本研究由来自加州大学圣地亚哥分校Skaggs药学院（Wenjing Liang, Shakti Sagar, Rishith Ravindran等）、医学系（Justin M. Quiles, Eric D. Adler等）以及外科学系（David M. Cauvi, Antonio De Maio等）的研究人员共同完成，通讯作者为Åsa B. Gustafsson。该研究于2023年发表于《自然-通讯》（*Nature Communications*）期刊，题为“当溶酶体功能受损时，线粒体通过细胞外囊泡被分泌”（Mitochondria are secreted in extracellular vesicles when lysosomal function is impaired）。

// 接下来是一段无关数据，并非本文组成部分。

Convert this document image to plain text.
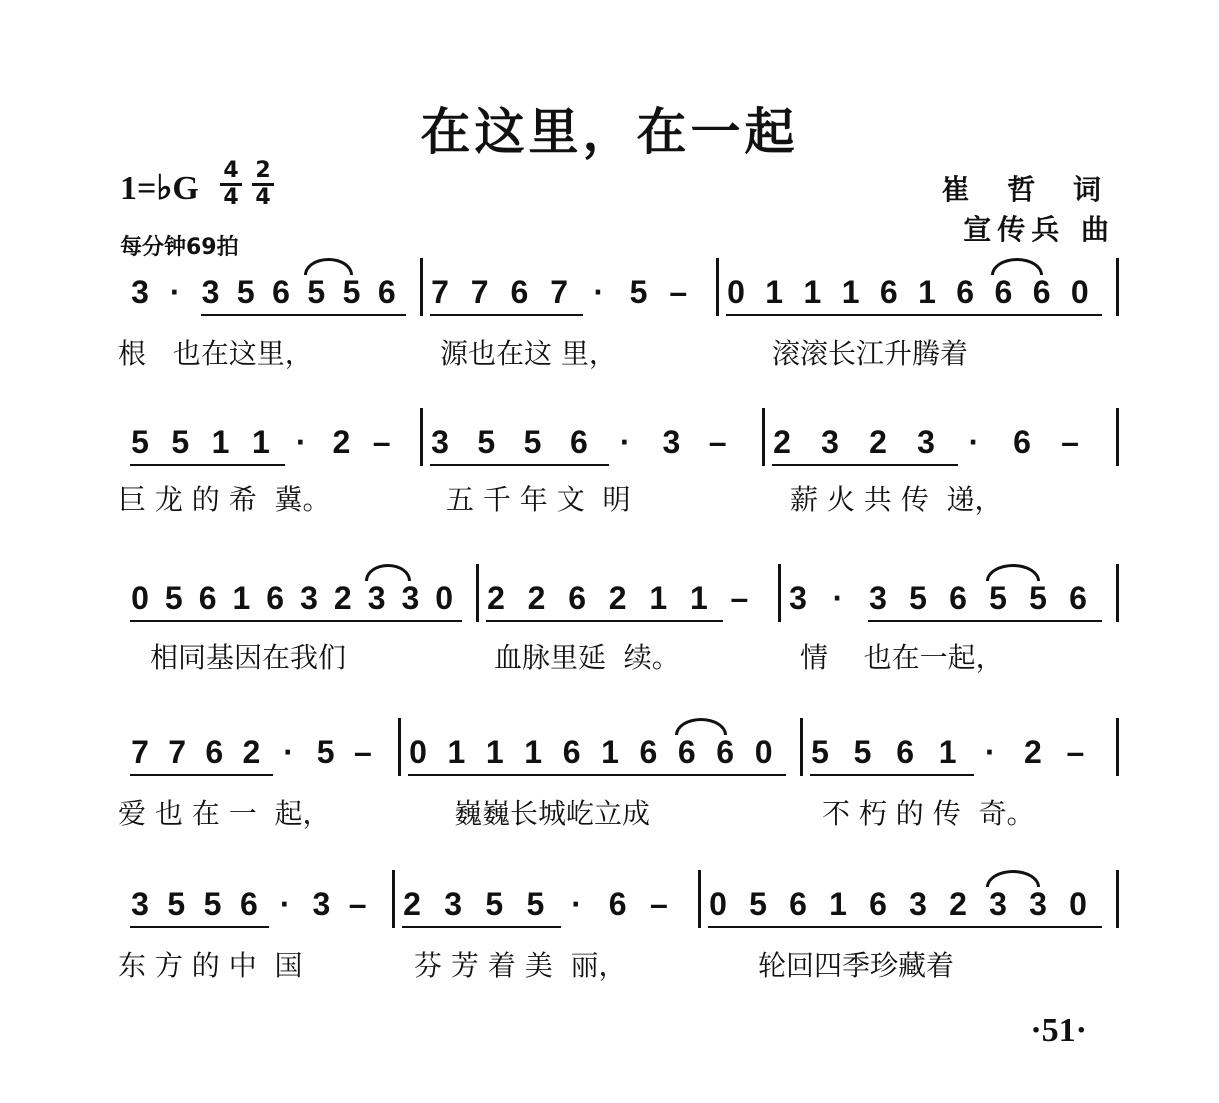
在这里，在一起
1=♭G 4
4
2
4	崔 哲 词
宣传兵 曲
每分钟69拍
3 · 3 5 6 5 5 6 7 7 6 7 · 5 – 0 1 1 1 6 1 6 6 6 0
根   也在这里，	源也在这 里，	滚滚长江升腾着
5 5 1 1 · 2 – 3 5 5 6 · 3 – 2 3 2 3 · 6 –
巨 龙 的 希  冀。	五 千 年 文  明	薪 火 共 传  递，
0 5 6 1 6 3 2 3 3 0 2 2 6 2 1 1 – 3 · 3 5 6 5 5 6
相同基因在我们	血脉里延  续。	情    也在一起，
7 7 6 2 · 5 – 0 1 1 1 6 1 6 6 6 0 5 5 6 1 · 2 –
爱 也 在 一  起，	巍巍长城屹立成	不 朽 的 传  奇。
3 5 5 6 · 3 – 2 3 5 5 · 6 – 0 5 6 1 6 3 2 3 3 0
东 方 的 中  国	芬 芳 着 美  丽，	轮回四季珍藏着
·51·
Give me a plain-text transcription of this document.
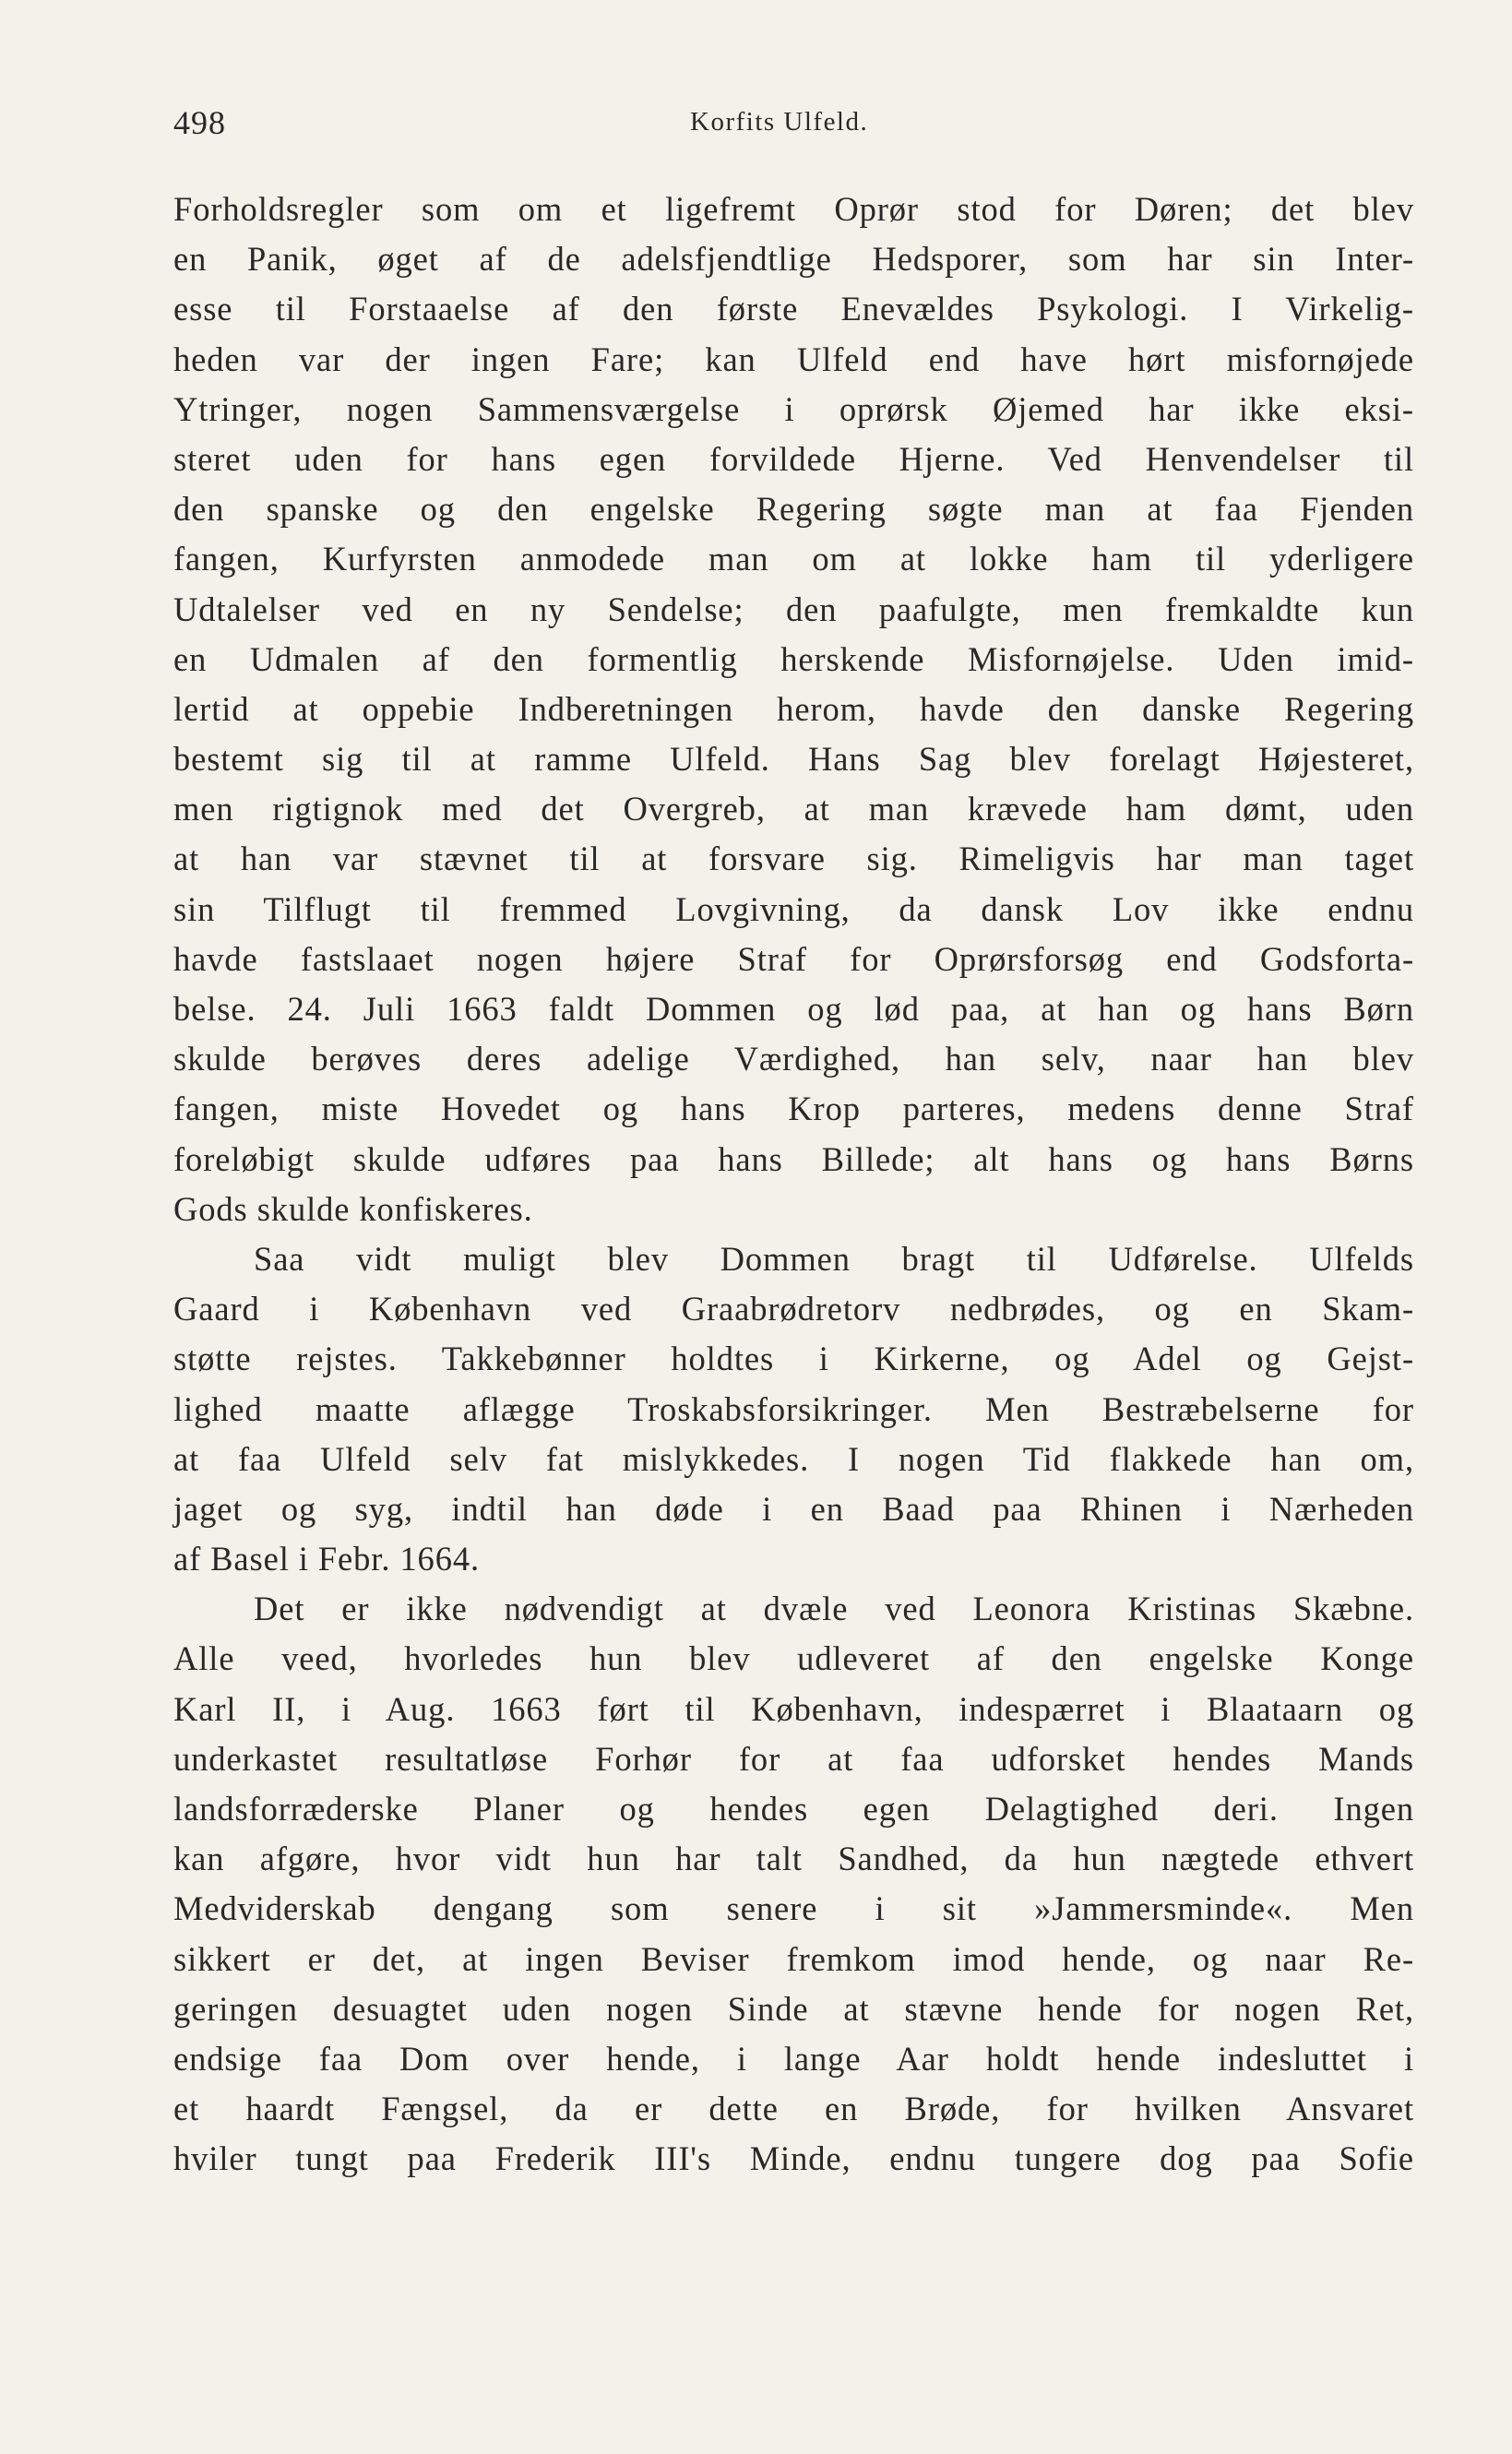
498	Korfits Ulfeld.
Forholdsregler som om et ligefremt Oprør stod for Døren; det blev
en Panik, øget af de adelsfjendtlige Hedsporer, som har sin Inter-
esse til Forstaaelse af den første Enevældes Psykologi. I Virkelig-
heden var der ingen Fare; kan Ulfeld end have hørt misfornøjede
Ytringer, nogen Sammensværgelse i oprørsk Øjemed har ikke eksi-
steret uden for hans egen forvildede Hjerne. Ved Henvendelser til
den spanske og den engelske Regering søgte man at faa Fjenden
fangen, Kurfyrsten anmodede man om at lokke ham til yderligere
Udtalelser ved en ny Sendelse; den paafulgte, men fremkaldte kun
en Udmalen af den formentlig herskende Misfornøjelse. Uden imid-
lertid at oppebie Indberetningen herom, havde den danske Regering
bestemt sig til at ramme Ulfeld. Hans Sag blev forelagt Højesteret,
men rigtignok med det Overgreb, at man krævede ham dømt, uden
at han var stævnet til at forsvare sig. Rimeligvis har man taget
sin Tilflugt til fremmed Lovgivning, da dansk Lov ikke endnu
havde fastslaaet nogen højere Straf for Oprørsforsøg end Godsforta-
belse. 24. Juli 1663 faldt Dommen og lød paa, at han og hans Børn
skulde berøves deres adelige Værdighed, han selv, naar han blev
fangen, miste Hovedet og hans Krop parteres, medens denne Straf
foreløbigt skulde udføres paa hans Billede; alt hans og hans Børns
Gods skulde konfiskeres.
Saa vidt muligt blev Dommen bragt til Udførelse. Ulfelds
Gaard i København ved Graabrødretorv nedbrødes, og en Skam-
støtte rejstes. Takkebønner holdtes i Kirkerne, og Adel og Gejst-
lighed maatte aflægge Troskabsforsikringer. Men Bestræbelserne for
at faa Ulfeld selv fat mislykkedes. I nogen Tid flakkede han om,
jaget og syg, indtil han døde i en Baad paa Rhinen i Nærheden
af Basel i Febr. 1664.
Det er ikke nødvendigt at dvæle ved Leonora Kristinas Skæbne.
Alle veed, hvorledes hun blev udleveret af den engelske Konge
Karl II, i Aug. 1663 ført til København, indespærret i Blaataarn og
underkastet resultatløse Forhør for at faa udforsket hendes Mands
landsforræderske Planer og hendes egen Delagtighed deri. Ingen
kan afgøre, hvor vidt hun har talt Sandhed, da hun nægtede ethvert
Medviderskab dengang som senere i sit »Jammersminde«. Men
sikkert er det, at ingen Beviser fremkom imod hende, og naar Re-
geringen desuagtet uden nogen Sinde at stævne hende for nogen Ret,
endsige faa Dom over hende, i lange Aar holdt hende indesluttet i
et haardt Fængsel, da er dette en Brøde, for hvilken Ansvaret
hviler tungt paa Frederik III's Minde, endnu tungere dog paa Sofie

学术背景 本研究的科学领域聚焦于细胞器质量控制与细胞间通讯，特别是心肌细胞的线粒体质量控制和细胞外囊泡（Extracellular Vesicles, EVs）生物学。线粒体是心脏收缩所需ATP的主要来源，功能失调的线粒体会产生活性氧并激活细胞死亡通路，因此必须被有效清除。在心肌细胞等终末分化细胞中，主要通过自噬-溶酶体途径来降解受损线粒体。然而，当溶酶体功能因衰老、疾病或药物而受损时，细胞如何处理这些待降解的“垃圾”尚不清楚。有证据表明，在神经退行性疾病中，错误折叠的蛋白质可通过EVs被清除。此外，一些研究也发现EVs中存在线粒体蛋白，但其释放机制和功能未知。本研究旨在探究当溶酶体功能受损时，细胞是否以及如何通过分泌EVs来处置线粒体，并解析这一过程的调控机制及其在心脏病理生理学中的意义。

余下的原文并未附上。